Next week is the fifth anniversary of a friend taking her own life. We all know the cliche of time being a great healer but it isn't. The emotions today are as raw as they were back then.
I can remember in vivid detail what happened the moment I found out. The text message came in and it was so blunt and to the point. The final sentence was 'She's gone' and it will stay with me forever. I didn't believe it at first and called the sender, my best friend, to ask what she was talking about. It was late at night, around 11pm, and I was living on my own in London. Our conversation was brief as we were both in shock and five minutes after I hung up I was crying like I'd never cried before. I phoned someone who didn't know my friend and sobbed down the phone at them saying that I couldn't believe what had happened.
The next morning is a total blur. I woke up, showered, got dressed, caught the train and went to work. I sat at my desk but instead of starting work I logged into Facebook. I began looking at photos of her and getting more and more worked up to the point of hysteria. A colleague walked by and said good morning. Thankfully it was a colleague I was friendly with because within seconds of her words coming out I broke down and all the emotion came out. I can't remember her taking me out of the building but I found myself sat on a wall outside the office on an incredibly busy street in the middle of the city with a cigarette in my hand which was so weird because I made sure never to smoke at work. I'd stopped screaming by that point and was calm but the tears were still coming so I sat there silently crying. I didn't care that people were looking at me as though I was some kind of lunatic, my friend was dead and at that moment it was the only important thing in the world. I don't recall the conversation I had with my colleague but whatever she said must have helped because she snapped my brain back to reality. What the hell was I doing still in London and why the hell was I at work. I went to the head of the department and said I had to take some time off at short notice and then I left. Within an hour I'd gotten back to my flat, packed a bag and got in my car to head to my home town.
I went straight to the place where my group of friends were congregating. I remember people coming and going, I remember people crying and I remember the big joke about one of our group taking longer to get there from the other side of town than it had taken me to get there all the way from London. I was there for a few days but I can hardly recall a single solid thing, it's like those days are gone from my memory. I know we talked about her and shared stories but that's it. I think we were all just so stunned. I'd been talking to her only a couple of days before hand about arranging a stripper for our youngest friend as he was about to turn 18. She had plans, things to look forward to.
When I got back to London I sat on my bed and ate an entire tub of Ben & Jerry's Baked Alaska. I cried the whole time. And then the world started turning once more. Normal life resumed except it could never be normal again. My beautiful friend is dead.
Every year since then I've followed the same ritual. Every day in the week leading up to the anniversary I look at photos of her, I watch her YouTube videos and I listen to the song she was playing when she died. I feel so sad for her that it becomes a physical pain.

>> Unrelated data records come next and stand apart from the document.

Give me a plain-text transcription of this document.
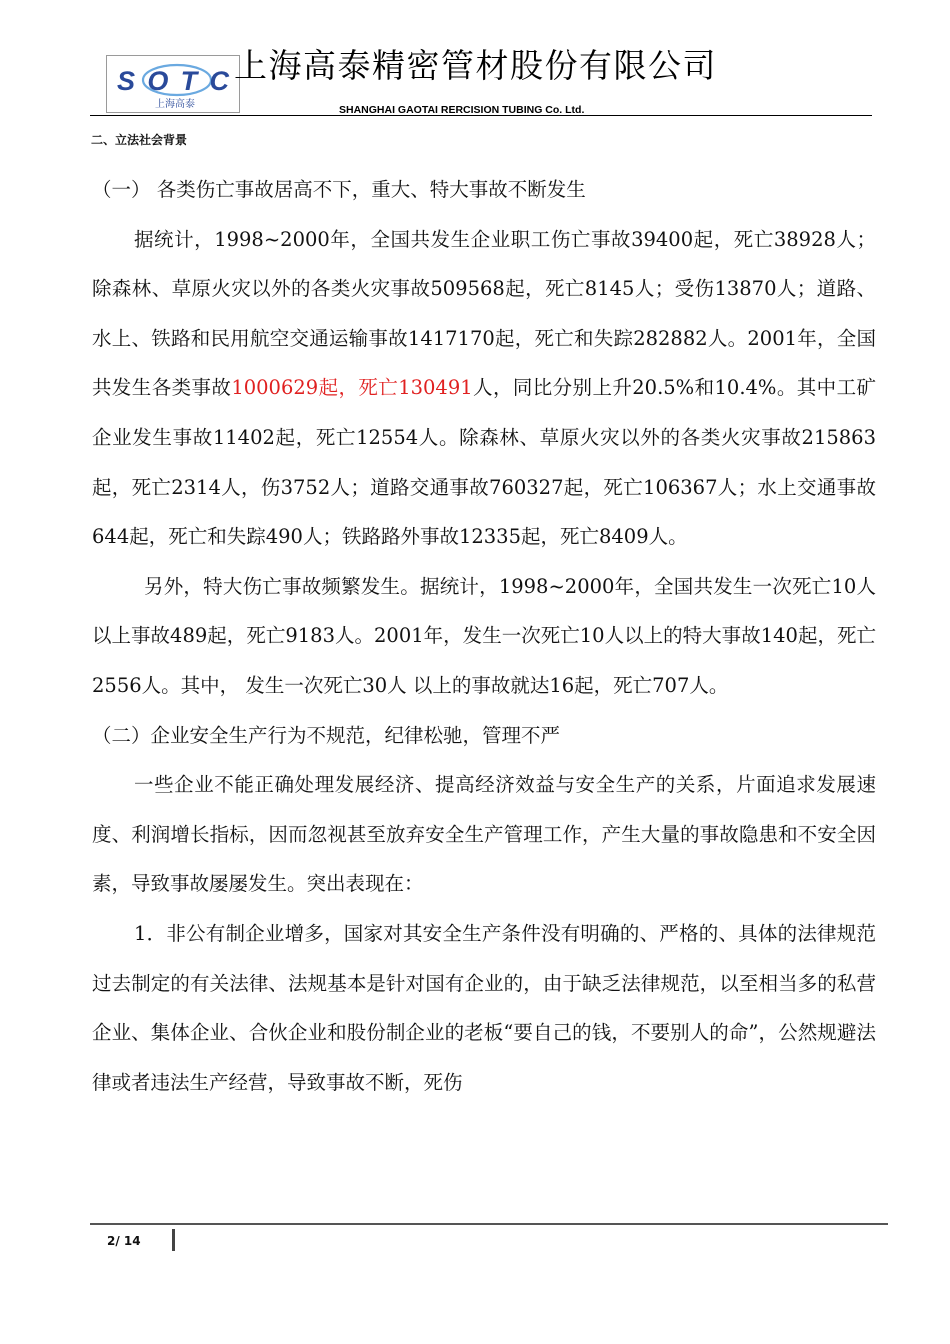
SOTC
上海高泰
上海高泰精密管材股份有限公司
SHANGHAI GAOTAI RERCISION TUBING Co. Ltd.
二、立法社会背景

（一） 各类伤亡事故居高不下，重大、特大事故不断发生

据统计，1998~2000年，全国共发生企业职工伤亡事故39400起，死亡38928人；除森林、草原火灾以外的各类火灾事故509568起，死亡8145人；受伤13870人；道路、水上、铁路和民用航空交通运输事故1417170起，死亡和失踪282882人。2001年，全国共发生各类事故1000629起，死亡130491人，同比分别上升20.5%和10.4%。其中工矿企业发生事故11402起，死亡12554人。除森林、草原火灾以外的各类火灾事故215863起，死亡2314人，伤3752人；道路交通事故760327起，死亡106367人；水上交通事故644起，死亡和失踪490人；铁路路外事故12335起，死亡8409人。

另外，特大伤亡事故频繁发生。据统计，1998~2000年，全国共发生一次死亡10人以上事故489起，死亡9183人。2001年，发生一次死亡10人以上的特大事故140起，死亡2556人。其中， 发生一次死亡30人 以上的事故就达16起，死亡707人。

（二）企业安全生产行为不规范，纪律松驰，管理不严

一些企业不能正确处理发展经济、提高经济效益与安全生产的关系，片面追求发展速度、利润增长指标，因而忽视甚至放弃安全生产管理工作，产生大量的事故隐患和不安全因素，导致事故屡屡发生。突出表现在：

1．非公有制企业增多，国家对其安全生产条件没有明确的、严格的、具体的法律规范过去制定的有关法律、法规基本是针对国有企业的，由于缺乏法律规范，以至相当多的私营企业、集体企业、合伙企业和股份制企业的老板“要自己的钱，不要别人的命”，公然规避法律或者违法生产经营，导致事故不断，死伤

2/ 14
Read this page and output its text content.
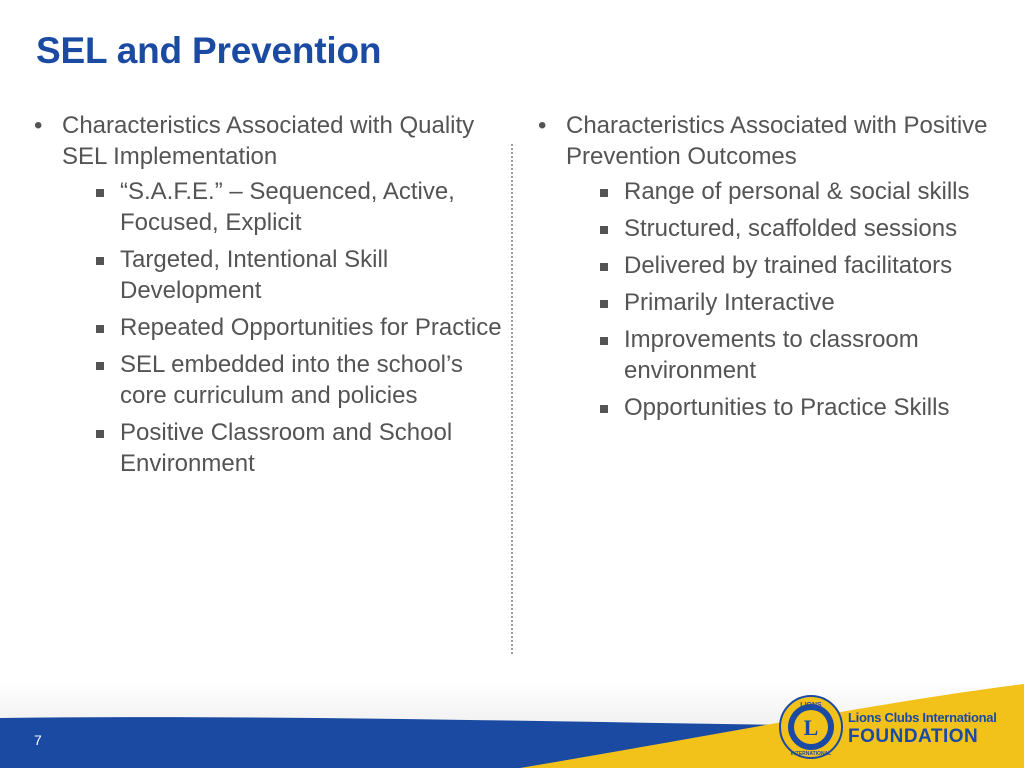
SEL and Prevention
• Characteristics Associated with Quality SEL Implementation
“S.A.F.E.” – Sequenced, Active, Focused, Explicit
Targeted, Intentional Skill Development
Repeated Opportunities for Practice
SEL embedded into the school’s core curriculum and policies
Positive Classroom and School Environment
• Characteristics Associated with Positive Prevention Outcomes
Range of personal & social skills
Structured, scaffolded sessions
Delivered by trained facilitators
Primarily Interactive
Improvements to classroom environment
Opportunities to Practice Skills
7
LIONS
INTERNATIONAL
L Lions Clubs International
FOUNDATION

Sometimes I get angry, sometimes I smile and sometimes I cry but whatever the reaction, it hurts so very much. I miss her.

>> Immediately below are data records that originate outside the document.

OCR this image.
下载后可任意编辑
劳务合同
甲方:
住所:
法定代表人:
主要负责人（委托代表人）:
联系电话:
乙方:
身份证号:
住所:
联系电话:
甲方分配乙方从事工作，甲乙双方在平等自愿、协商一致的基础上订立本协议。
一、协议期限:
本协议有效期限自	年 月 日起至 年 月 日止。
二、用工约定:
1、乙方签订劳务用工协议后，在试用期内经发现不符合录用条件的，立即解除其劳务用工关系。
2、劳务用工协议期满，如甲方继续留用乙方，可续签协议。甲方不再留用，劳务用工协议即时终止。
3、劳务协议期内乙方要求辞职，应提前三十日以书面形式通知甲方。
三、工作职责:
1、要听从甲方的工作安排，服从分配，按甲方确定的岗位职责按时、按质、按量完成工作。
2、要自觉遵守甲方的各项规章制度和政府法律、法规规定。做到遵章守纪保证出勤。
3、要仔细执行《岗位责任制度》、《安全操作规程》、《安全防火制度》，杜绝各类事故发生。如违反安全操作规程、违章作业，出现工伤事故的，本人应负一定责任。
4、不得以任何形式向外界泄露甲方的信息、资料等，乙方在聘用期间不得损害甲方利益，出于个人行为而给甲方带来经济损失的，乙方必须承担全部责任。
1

I've purposely not revealed her name or how she died - her story is not mine to tell. What I will say though is that her death is down to depression. She was such a beautiful person inside and out. I know that is what everyone says but in this case it's the truth. She had a figure that people pay a lot of money to replicate and she loved kids, animals and her friends. She was always up for a good time and always had a smile on her lovely face. But the thing with depression is you can't see it and underneath it all she was hurting.
Her pain is now ours to carry. We have lost somebody special and we also have to live with the fact that we couldn't help her. Deep down we know its not our fault but it still doesn't make it any easier.

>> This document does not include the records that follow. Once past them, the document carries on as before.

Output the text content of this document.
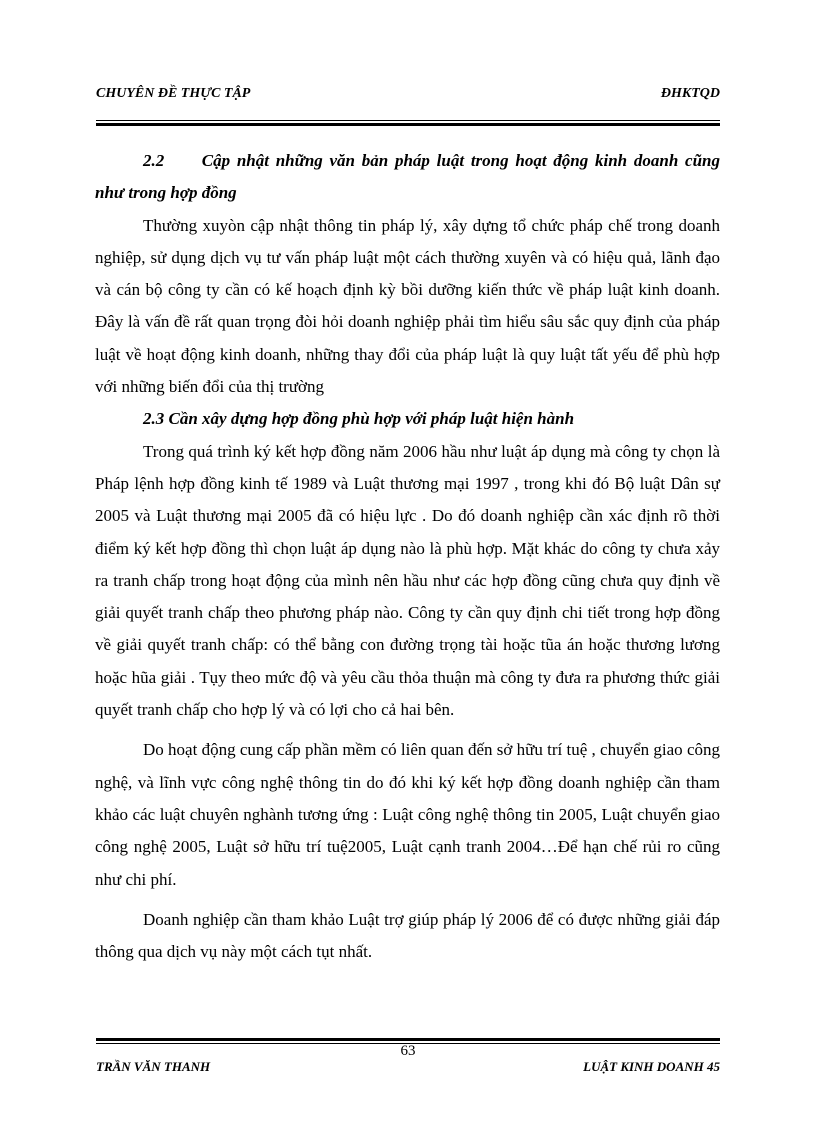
CHUYÊN ĐỀ THỰC TẬP	ĐHKTQD
2.2 Cập nhật những văn bản pháp luật trong hoạt động kinh doanh cũng như trong hợp đồng

Thường xuyòn cập nhật thông tin pháp lý, xây dựng tổ chức pháp chế trong doanh nghiệp, sử dụng dịch vụ tư vấn pháp luật một cách thường xuyên và có hiệu quả, lãnh đạo và cán bộ công ty cần có kế hoạch định kỳ bồi dưỡng kiến thức về pháp luật kinh doanh. Đây là vấn đề rất quan trọng đòi hỏi doanh nghiệp phải tìm hiểu sâu sắc quy định của pháp luật về hoạt động kinh doanh, những thay đổi của pháp luật là quy luật tất yếu để phù hợp với những biến đổi của thị trường

2.3 Cần xây dựng hợp đồng phù hợp với pháp luật hiện hành

Trong quá trình ký kết hợp đồng năm 2006 hầu như luật áp dụng mà công ty chọn là Pháp lệnh hợp đồng kinh tế 1989 và Luật thương mại 1997 , trong khi đó Bộ luật Dân sự 2005 và Luật thương mại 2005 đã có hiệu lực . Do đó doanh nghiệp cần xác định rõ thời điểm ký kết hợp đồng thì chọn luật áp dụng nào là phù hợp. Mặt khác do công ty chưa xảy ra tranh chấp trong hoạt động của mình nên hầu như các hợp đồng cũng chưa quy định về giải quyết tranh chấp theo phương pháp nào. Công ty cần quy định chi tiết trong hợp đồng về giải quyết tranh chấp: có thể bằng con đường trọng tài hoặc tũa án hoặc thương lương hoặc hũa giải . Tụy theo mức độ và yêu cầu thỏa thuận mà công ty đưa ra phương thức giải quyết tranh chấp cho hợp lý và có lợi cho cả hai bên.

Do hoạt động cung cấp phần mềm có liên quan đến sở hữu trí tuệ , chuyển giao công nghệ, và lĩnh vực công nghệ thông tin do đó khi ký kết hợp đồng doanh nghiệp cần tham khảo các luật chuyên nghành tương ứng : Luật công nghệ thông tin 2005, Luật chuyển giao công nghệ 2005, Luật sở hữu trí tuệ2005, Luật cạnh tranh 2004…Để hạn chế rủi ro cũng như chi phí.

Doanh nghiệp cần tham khảo Luật trợ giúp pháp lý 2006 để có được những giải đáp thông qua dịch vụ này một cách tụt nhất.

63
TRẦN VĂN THANH	LUẬT KINH DOANH 45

The impact of suicide was not new to me. My maternal grandmother took her own life many years before I was born. Again, depression was to blame. The ripples and aftershock of suicide travel through the years and can never be forgotten. They find ways of encroaching into happy times and tainting things. When something good happens and then you remember you can't share it with that person. The memories you have of that person become bittersweet. The death of my friend and the circumstances around it are just so tragic and it scares me to know that other people may be feeling what she did.
So much has happened in the last five years from world wide events to small personal victories. But every February I'm back in my tiny flat in London reading a text message with the worst possible news. It will be the same in another five years time. These emotions are never going to go and in a twisted kind of way, I like it. It means I'll never forget her.